Although it has yet to become standard of care in the UK and Ireland, the efficacy of chemoprevention in high risk patients, including those with AIDEP, has been well established [26,27]. DeCensi reported randomised controlled data demonstrating halving of the rate of recurrence of intraepithelial breast neoplasia with use of low dose Tamoxifen [26]. There is conflicting evidence with regards to whether chemoprophylaxis leads to an increased risk of thrombotic events but following consideration of the available evidence the American Society of Clinical Oncology have recommended considering chemoprophylaxis in those women at an increased risk of developing breast cancer [28]. Despite the available evidence studies show that only a small number of at risk patients will opt for chemoprophylaxis when it is offered [27]. Shared decision making around preventative strategies such as chemoprophylaxis presents a communication challenge, it may be that the well reported side effect and risk profile of endocrine therapies such as tamoxifen are not agreeable to our population in a prophylactic setting [27].

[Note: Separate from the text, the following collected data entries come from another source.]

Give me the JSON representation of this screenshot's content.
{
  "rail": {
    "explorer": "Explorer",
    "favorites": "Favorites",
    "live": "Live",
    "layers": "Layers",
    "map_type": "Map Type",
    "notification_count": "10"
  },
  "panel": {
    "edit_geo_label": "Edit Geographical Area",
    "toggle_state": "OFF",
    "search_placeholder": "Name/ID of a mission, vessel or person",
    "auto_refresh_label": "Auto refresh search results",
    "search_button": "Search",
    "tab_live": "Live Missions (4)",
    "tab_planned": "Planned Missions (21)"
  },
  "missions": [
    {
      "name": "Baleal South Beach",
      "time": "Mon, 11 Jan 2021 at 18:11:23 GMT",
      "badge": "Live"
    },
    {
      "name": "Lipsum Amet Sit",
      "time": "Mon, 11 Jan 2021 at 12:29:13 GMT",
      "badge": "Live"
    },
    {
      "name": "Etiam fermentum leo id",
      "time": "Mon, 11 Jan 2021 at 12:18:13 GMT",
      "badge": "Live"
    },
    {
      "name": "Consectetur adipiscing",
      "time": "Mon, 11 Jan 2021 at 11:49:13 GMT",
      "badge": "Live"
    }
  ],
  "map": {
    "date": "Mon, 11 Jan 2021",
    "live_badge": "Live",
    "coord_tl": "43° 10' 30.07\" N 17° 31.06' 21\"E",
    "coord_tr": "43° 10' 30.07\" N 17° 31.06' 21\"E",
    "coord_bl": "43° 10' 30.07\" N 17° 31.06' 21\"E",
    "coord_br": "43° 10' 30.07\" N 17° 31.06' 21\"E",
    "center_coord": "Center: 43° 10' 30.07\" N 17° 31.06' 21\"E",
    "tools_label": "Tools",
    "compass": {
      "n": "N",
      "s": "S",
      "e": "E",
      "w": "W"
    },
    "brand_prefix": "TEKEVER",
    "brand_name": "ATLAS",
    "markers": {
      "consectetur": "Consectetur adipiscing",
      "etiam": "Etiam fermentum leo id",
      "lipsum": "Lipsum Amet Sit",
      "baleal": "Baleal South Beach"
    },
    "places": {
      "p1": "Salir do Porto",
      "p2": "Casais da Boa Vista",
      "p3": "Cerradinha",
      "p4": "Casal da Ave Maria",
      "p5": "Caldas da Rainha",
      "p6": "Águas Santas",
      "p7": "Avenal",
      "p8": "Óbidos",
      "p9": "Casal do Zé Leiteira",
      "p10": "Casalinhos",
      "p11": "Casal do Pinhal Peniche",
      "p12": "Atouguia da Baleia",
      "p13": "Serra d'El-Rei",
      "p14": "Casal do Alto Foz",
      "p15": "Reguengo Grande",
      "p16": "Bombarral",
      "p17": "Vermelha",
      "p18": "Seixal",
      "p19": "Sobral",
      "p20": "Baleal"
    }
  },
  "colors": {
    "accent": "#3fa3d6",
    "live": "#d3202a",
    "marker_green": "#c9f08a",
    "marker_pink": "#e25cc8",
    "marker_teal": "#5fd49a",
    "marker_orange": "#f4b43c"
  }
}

Our study is limited by the fact that many of our patients did not complete five years of annual mammography; 12.35% (10/81) of patients not upgraded to in-situ/invasive carcinoma had no follow-up mammogram. Only 22.22% (18/81) completed five years of annual mammography in line with local guidelines. Many of the patients who went on to develop a subsequent malignancy post diagnostic excision presented through symptomatic rather than surveillance pathways, meaning that it is conceivable that some members of the original cohort did go on to have subsequent diagnoses managed by other services.
Conclusion
Our data showing an upgrade rate of 28% to carcinoma supports the ongoing routine excision of AIDEP. Our findings suggest that women with a diagnosis of AIDEP on CNB are at increased risk of developing breast cancer, and that most of these cancers occur outside the standard 5 years of annual surveillance, suggesting that increased lifelong surveillance may be warranted. Further research is needed to clarify the most appropriate management of these patients.
Conflict of interest
There is no conflict of interest to declare.